La vague mérite le détour.
Ce qui est fascinant, c'est la rapidité avec laquelle les jeunes se plient aux régles, d'abord par jeu. Puis le jeu devient amusant, les contraintes s'estompent au fur et à mesure que les régles sont appliquées.
La mise en scène, très efficace, avec un ton assez docu en caméra portée, nous entraîne nous aussi dans la dérive de ce mouvement.
En effet, il y a des bénéfices à l'autorité, la discipline, l'uniforme, le symbole, le leader charismatique.
La déviance est pourtant redoutable : L'autoritarisme, la contrainte, l'uniformité, l'icone, le dictateur.
Tout cela se met en place avec une simplicité enfantine.

Naturellement, le mouvement connait des opposants, mais que sont-ils ? ils ne font pas partie du groupe, comment leur parole pourrait-elle avoir une once d'intérêt ? comment pourraient-ils détenir la vérité ? L'Histoire est en marche, ce qui veulent peuvent prendre le train, les retardataires risquent de ne pas avoir de seconde chance.
C'est comme une ruche. L'identité de l'individu, c'est l'identité de la ruche.
D'ailleurs, comment ne psa adhérer ? Des jeunes normaux, qui se reconnaissent dans un idéal de vie, qui aiment s'amuser, n'est-ce pas ainsi que fonctionne toute société ? Le principe est alléchant, l'uniforme simple et décontracté, le logo sympa, le salut cohérent, les membres drainent une énergie vitale.
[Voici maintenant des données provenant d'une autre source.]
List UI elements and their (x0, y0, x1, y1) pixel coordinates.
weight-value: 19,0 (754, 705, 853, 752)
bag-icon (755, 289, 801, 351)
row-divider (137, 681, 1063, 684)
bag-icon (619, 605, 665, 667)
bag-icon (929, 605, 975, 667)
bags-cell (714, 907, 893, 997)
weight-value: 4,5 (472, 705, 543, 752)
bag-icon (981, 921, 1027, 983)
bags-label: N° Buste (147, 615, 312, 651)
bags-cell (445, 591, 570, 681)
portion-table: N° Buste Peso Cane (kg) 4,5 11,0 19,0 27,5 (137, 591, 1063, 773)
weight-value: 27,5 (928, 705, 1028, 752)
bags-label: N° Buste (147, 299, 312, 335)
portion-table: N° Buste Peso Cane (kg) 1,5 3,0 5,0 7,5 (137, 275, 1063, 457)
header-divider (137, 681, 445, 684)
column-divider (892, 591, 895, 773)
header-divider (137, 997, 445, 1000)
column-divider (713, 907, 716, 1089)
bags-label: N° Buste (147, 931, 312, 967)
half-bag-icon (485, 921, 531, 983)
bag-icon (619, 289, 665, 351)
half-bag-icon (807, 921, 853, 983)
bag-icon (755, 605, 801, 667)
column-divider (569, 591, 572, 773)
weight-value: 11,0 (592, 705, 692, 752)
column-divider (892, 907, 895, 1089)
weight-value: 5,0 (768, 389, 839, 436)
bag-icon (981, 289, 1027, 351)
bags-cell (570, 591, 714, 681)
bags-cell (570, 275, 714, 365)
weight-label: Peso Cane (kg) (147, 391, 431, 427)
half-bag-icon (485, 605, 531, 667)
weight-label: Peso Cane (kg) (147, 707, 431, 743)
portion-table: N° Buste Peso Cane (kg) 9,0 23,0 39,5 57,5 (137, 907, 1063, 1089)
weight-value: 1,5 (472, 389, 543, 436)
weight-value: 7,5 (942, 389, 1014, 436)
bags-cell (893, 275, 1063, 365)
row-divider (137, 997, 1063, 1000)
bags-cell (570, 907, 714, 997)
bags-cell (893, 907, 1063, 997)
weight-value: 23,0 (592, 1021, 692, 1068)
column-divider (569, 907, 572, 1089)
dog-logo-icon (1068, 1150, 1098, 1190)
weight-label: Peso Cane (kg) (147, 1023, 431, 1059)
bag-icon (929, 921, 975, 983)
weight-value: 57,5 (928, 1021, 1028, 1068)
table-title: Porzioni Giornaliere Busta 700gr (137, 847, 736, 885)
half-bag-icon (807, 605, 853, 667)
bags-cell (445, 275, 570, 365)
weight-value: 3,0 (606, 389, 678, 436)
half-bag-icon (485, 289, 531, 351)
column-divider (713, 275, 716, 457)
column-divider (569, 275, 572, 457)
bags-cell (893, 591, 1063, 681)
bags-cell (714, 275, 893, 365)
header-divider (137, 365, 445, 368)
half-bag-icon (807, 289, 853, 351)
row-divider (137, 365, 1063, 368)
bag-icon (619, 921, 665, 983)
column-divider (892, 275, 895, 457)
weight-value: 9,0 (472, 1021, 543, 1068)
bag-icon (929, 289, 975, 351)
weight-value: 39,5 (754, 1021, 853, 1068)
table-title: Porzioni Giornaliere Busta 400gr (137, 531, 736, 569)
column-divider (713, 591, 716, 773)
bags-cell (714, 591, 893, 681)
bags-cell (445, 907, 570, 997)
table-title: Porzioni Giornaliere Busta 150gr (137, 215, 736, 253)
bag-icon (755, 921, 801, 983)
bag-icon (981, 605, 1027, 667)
Vraiment, la frontière entre la communauté et le totalitarisme est mince, chaque jour nous en éprouvons la limite, chaque jour nous légitimons dans nos propres vies des actes qui, à une plus grande échelle, nous horrifieraient pûrement et simplement.
Du film en lui-même, que dire ?
La réalisation est brillante, ce côté caméra portée n'entrave pas la lisibilité des actions, les acteurs sont formidables, les jeunes comme les moins jeunes. La lumière pseudo-réaliste fonctionne à merveille, le son puissant et dynamique. Le montage laisse aux personnages le temps d'exister mais entraîne implacablement vers le dénouement. Une brillante adaptation d'un fait divers, loin des prétentions esthético-pompeuses d'un Gus van Sant, ce thriller social...
Ajout de note : Il est interessant de noter que le fait divers d'origine, qui a inspiré un livre, puis ce film, n'a pas eu lieu en Allemagne. Certaines mauvaises langues auraient pu prétendre qu'ils ont ça dans le sang, qu'on ne se refait pas, que c'est leur côté germanique.
Cette expérience a été menée aux Etats-Unis, en 1967, au début de la guerre de VietNam, à une époque où les jeunes tentaient de s'émanciper des règles jugées trop rigides de leurs aînés
Ce qui est encore plus impressionnant, c'est qu'en trois jours seulement le mouvement a pris forme et initiait ses premières dérives. En une petite semaine, certains élèves auraient donné leur vie pour la "cause" et manifestaient les premières ébauches d'une "corruption politisante" et une dévotion totale à leur leader /professeur, qui aurait pu exiger d'eux le meilleur comme le pire.